Poeta em anos de prosa
Tornando-nos permissivos, imaginando que o materialismo e o dinheiro que nos rege, isto é, "o mundo de Sancho Pança", corresponderá aos nossos anseios é uma grande inverdade.
Infelizmente, acontece que em tempos de prosa nos defrontamos com questionamentos a priori sem explicações, indiferenças, descaso das autoridades governamentais, o poder da mídia, desemprego, a competição, violência, a fome, a solidão, a perda até do amor por si próprio ... enfim,tudo nos levando a crer, por mera passividade, que seremos felizes, driblando obstáculos sem nada fazer para enfrentá-los, ou melhor, saltando fora, ignorando-os por ser mais fácil.
É claro que tecer sonhos em meio a labirintos não é proibido e fechar os olhos para a realidade é impossível. Então, o que fazer? Será que "o mundo de Quixote" jamais virá ou dependerá de nós, construí-lo? O que se faz necessário no momento em busca da realização pessoal de um ideal é lutarmos.
Chegou a hora de navegarmos na contramão,unidos, certificando-nos de que a vida é a plenitude do eu, e que, a emoção ainda fala mais alto diante de tanta tecnologia.

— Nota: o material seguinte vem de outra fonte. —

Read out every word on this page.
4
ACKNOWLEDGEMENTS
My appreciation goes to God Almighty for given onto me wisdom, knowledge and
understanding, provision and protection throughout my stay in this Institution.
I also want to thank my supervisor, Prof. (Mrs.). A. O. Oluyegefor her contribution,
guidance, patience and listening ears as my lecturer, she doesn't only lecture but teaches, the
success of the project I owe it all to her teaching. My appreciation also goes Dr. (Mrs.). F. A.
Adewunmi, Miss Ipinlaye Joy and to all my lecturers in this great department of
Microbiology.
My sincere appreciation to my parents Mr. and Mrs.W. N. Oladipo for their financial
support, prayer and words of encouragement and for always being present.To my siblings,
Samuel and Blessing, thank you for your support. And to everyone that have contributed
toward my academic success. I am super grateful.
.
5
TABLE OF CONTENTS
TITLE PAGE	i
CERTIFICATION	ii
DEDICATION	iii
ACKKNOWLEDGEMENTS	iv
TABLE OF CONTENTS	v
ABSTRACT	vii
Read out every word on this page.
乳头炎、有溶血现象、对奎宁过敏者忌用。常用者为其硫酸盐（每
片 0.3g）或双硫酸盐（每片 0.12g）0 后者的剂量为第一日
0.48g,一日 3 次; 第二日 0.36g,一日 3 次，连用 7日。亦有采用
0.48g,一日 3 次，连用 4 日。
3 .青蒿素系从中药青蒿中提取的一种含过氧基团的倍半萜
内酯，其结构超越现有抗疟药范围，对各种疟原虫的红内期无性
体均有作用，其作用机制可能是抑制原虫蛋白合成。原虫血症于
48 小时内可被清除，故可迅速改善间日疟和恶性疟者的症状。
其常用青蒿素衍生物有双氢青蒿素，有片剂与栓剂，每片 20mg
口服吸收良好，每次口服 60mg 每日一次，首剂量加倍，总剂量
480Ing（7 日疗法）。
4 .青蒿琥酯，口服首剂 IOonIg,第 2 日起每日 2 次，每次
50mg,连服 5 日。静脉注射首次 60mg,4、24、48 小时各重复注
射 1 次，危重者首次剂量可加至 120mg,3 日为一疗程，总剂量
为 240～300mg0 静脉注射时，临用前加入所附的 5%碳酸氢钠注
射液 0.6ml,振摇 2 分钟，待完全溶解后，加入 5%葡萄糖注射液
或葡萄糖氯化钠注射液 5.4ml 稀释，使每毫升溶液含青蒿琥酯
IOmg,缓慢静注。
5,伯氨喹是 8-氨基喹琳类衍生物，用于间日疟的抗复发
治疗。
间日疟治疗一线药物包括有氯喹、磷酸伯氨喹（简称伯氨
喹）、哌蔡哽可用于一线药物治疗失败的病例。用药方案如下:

Logo, precisamos de cultura, leitura, arte, literatura ... Cultura para adquirir conhecimentos que através da leitura do mundo, sejamos capazes de explorar a complexidade, indagar o que nos aflige, multiplicar o poder de observação enfim, percebendo que o bom livro é como a onda do mar, que no vai e vem se renova a cada segundo, a cada momento, capaz de emocionar, refletindo sentimentos e acontecimentos. Leitura, esta, que também nos permite não só brincar com as palavras numa forma de lazer, experimentando explorar universos diferentes, como também trazer para o cotidiano, sugestões, as quais possamos nos espelhar para nos tornarmos cidadãos introspectivos e questionadores.
"Assim - palavras de Ana Maria Machado (1) - vamos divagar. Devagar como uma borboleta. Ligeiros como um beija-flor. De flor em flor, nos alimentando do que nos atrai e dá prazer. E, talvez, quem sabe?, ao mesmo tempo fecundando e garantindo a continuidade de uma vida futura".
Desta forma, através da sensibilidade e arquitetando o real de um mundo sem opressões e mistérios não devemos nos deixar levar em momento algum pelas aparências, imaginando sempre que há possibilidade de construir sobre a realização do prosaico, a arte de se tornar poeta em tempos de prosa.
(1) MACHADO, Ana Maria. Contracorrente - Conversas sobre Leitura e Política. Palestra dada no IX Congresso Internacional de Leitura , Bogotá, abril de 1997. S. Paulo, Ed. Ática, 1999.